Graduate Program in Informatics, Federal University of Espírito Santo, Vitória 29075-910, ES, Brazil.
Graduate Program in Electrical Engineering, Federal University of Espírito Santo, Vitória 29075-910, ES, Brazil.
Sensors (Basel). 2024 Sep 25;24(19):6212. doi: 10.3390/s24196212.
Robotic walking devices can be used for intensive exercises to enhance gait rehabilitation therapies. Mixed Reality (MR) techniques may improve engagement through immersive and interactive environments. This article introduces an MR-based multimodal human-robot interaction strategy designed to enable shared control with a Smart Walker. The MR system integrates virtual and physical sensors to (i) enhance safe navigation and (ii) facilitate intuitive mobility training in personalized virtual scenarios by using an interface with three elements: an arrow to indicate where to go, laser lines to indicate nearby obstacles, and an ellipse to show the activation zone. The multimodal interaction is context-based; the presence of nearby individuals and obstacles modulates the robot's behavior during navigation to simplify collision avoidance while allowing for proper social navigation. An experiment was conducted to evaluate the proposed strategy and the self-explanatory nature of the interface.

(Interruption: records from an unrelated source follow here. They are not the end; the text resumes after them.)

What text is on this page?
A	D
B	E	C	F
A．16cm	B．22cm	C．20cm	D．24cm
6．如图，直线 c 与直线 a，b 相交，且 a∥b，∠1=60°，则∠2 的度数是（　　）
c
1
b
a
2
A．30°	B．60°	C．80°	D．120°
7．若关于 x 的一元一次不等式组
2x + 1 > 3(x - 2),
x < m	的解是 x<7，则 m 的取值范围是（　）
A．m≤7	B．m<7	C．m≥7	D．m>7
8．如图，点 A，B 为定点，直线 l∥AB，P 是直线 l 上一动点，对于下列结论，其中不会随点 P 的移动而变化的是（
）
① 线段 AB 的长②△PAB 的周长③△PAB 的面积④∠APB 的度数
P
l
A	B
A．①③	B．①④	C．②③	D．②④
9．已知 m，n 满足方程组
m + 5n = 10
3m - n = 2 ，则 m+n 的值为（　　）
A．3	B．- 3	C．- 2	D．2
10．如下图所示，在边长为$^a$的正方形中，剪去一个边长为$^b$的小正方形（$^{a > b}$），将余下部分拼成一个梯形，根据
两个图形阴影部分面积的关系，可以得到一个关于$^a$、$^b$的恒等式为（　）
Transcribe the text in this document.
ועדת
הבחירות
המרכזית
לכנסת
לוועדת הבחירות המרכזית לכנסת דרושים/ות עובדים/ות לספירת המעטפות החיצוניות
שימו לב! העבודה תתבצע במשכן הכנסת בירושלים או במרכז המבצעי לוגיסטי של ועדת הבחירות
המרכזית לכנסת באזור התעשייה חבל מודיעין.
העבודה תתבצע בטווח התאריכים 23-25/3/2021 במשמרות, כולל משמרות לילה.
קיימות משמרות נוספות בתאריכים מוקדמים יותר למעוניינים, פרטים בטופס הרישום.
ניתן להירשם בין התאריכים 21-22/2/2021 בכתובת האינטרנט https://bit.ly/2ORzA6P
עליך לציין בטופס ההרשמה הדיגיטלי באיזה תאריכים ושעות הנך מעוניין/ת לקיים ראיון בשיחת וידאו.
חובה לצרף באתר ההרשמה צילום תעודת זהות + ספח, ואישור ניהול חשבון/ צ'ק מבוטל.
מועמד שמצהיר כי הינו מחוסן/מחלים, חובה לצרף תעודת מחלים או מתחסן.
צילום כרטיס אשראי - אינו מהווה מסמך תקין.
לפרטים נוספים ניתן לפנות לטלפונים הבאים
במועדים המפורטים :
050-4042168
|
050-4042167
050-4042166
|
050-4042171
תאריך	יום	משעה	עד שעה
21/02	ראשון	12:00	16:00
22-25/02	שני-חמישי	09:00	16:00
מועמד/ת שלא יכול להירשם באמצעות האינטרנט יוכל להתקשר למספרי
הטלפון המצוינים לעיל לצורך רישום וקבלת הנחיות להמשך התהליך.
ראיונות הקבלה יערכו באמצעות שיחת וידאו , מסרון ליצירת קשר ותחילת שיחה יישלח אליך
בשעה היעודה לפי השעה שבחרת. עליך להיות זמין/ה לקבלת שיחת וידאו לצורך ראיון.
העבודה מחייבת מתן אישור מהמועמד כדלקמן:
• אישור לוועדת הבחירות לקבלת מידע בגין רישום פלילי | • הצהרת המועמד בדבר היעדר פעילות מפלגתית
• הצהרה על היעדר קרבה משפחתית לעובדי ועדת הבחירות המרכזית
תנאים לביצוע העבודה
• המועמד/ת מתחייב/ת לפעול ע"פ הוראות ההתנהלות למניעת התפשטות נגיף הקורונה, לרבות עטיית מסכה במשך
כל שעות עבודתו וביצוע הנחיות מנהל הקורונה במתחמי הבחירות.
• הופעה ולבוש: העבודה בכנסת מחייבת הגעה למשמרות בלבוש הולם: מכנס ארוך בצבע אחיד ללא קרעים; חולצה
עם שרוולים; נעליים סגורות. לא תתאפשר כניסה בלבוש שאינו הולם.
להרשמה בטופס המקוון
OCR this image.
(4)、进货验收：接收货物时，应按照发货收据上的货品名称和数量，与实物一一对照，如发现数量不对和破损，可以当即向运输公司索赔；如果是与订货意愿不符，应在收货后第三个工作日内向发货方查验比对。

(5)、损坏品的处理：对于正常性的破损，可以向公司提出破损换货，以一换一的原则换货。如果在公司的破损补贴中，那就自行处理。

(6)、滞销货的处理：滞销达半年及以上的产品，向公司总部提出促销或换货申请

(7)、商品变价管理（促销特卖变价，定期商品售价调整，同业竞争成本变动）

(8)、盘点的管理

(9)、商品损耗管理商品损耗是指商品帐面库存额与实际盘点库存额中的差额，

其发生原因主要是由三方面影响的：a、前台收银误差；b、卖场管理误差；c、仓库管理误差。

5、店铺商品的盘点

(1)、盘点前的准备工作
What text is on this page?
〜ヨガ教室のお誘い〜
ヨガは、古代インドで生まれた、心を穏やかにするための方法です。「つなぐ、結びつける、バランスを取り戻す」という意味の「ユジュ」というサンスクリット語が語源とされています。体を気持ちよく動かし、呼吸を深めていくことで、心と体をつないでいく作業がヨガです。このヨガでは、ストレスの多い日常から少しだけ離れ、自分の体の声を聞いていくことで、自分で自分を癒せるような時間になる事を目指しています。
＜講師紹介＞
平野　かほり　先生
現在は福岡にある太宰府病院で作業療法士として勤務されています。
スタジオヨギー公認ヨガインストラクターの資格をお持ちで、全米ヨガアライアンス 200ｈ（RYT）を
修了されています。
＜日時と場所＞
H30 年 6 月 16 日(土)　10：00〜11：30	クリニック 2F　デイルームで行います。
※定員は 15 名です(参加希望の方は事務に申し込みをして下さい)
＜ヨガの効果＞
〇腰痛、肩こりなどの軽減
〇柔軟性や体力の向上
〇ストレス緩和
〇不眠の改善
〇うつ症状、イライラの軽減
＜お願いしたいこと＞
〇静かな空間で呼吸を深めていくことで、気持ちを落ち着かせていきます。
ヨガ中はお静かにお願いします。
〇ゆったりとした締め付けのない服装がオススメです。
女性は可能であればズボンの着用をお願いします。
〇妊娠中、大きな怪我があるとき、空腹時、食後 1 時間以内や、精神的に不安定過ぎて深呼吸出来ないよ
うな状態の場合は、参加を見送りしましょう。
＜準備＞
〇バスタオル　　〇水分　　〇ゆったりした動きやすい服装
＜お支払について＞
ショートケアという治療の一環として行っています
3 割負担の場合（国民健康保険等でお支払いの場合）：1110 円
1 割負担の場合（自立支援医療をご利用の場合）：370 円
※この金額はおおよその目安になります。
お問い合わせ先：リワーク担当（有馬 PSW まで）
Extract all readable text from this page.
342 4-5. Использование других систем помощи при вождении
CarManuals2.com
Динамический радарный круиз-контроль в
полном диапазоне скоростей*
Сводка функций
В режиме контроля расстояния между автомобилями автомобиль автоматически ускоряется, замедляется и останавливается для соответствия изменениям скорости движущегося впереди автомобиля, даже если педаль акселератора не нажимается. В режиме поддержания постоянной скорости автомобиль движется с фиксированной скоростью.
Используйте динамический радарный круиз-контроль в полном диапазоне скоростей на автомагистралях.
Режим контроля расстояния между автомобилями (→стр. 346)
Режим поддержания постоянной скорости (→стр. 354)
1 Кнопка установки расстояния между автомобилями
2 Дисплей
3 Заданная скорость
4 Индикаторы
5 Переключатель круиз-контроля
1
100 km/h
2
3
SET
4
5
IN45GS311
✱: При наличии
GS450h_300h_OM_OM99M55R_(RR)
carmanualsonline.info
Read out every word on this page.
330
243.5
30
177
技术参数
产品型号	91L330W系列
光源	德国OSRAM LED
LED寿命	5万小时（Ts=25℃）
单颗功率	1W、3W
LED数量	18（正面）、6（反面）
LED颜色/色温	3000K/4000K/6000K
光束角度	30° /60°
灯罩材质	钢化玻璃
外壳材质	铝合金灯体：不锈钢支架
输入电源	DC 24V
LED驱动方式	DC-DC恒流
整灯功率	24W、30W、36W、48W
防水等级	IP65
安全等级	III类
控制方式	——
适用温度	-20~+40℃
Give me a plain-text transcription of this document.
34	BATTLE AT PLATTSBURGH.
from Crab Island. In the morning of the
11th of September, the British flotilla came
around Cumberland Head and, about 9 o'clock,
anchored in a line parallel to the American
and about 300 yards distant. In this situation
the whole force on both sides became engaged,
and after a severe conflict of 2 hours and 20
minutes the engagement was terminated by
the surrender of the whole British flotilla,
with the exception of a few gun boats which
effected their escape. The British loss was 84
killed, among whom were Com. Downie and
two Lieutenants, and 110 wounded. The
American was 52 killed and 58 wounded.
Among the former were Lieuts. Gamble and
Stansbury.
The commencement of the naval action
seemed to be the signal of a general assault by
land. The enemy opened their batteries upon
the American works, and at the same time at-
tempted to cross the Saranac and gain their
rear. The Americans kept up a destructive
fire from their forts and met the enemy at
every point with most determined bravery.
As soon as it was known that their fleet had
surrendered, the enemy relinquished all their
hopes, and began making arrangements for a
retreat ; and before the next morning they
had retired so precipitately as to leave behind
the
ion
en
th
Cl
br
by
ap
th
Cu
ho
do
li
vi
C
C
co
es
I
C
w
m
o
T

The volunteers were divided into four groups, with each navigating under different conditions. Three evaluation methods were employed: task performance, self-assessment, and observational measurement. Analysis revealed that participants enjoyed the MR system and understood most of the interface elements without prior explanation. Regarding the interface, volunteers who did not receive any introductory explanation about the interface elements were mostly able to guess their purpose. Volunteers that interacted with the interface in the first session provided more correct answers. In future research, virtual elements will be integrated with the physical environment to enhance user safety during navigation, and the control strategy will be improved to consider both physical and virtual obstacles.
机器人步行设备可用于强化训练,以增强步态康复治疗。混合现实 (MR) 技术可以通过沉浸式和互动式环境提高参与度。本文介绍了一种基于 MR 的多模态人机交互策略,旨在与智能助行器实现共享控制。MR 系统集成了虚拟和物理传感器,以(i) 增强安全导航,(ii) 通过使用具有三个元素的界面在个性化虚拟场景中促进直观的移动性训练:箭头指示行进方向,激光线指示附近障碍物,以及椭圆表示激活区域。多模态交互是基于上下文的;在导航过程中,存在附近人员和障碍物会调节机器人的行为,以简化避碰,同时允许适当的社交导航。进行了一项实验来评估所提出的策略和界面的自解释性质。志愿者被分为四组,每组在不同的条件下进行导航。采用了三种评估方法:任务绩效、自我评估和观察测量。分析表明,参与者喜欢 MR 系统,并且大多数能够在没有预先解释的情况下理解大多数界面元素。关于界面,没有收到关于界面元素的任何介绍性解释的志愿者大多能够猜测其用途。在第一会话中与界面进行交互的志愿者提供了更多正确的答案。在未来的研究中,将虚拟元素与物理环境集成,以提高导航过程中的用户安全性,并改进控制策略以同时考虑物理和虚拟障碍物。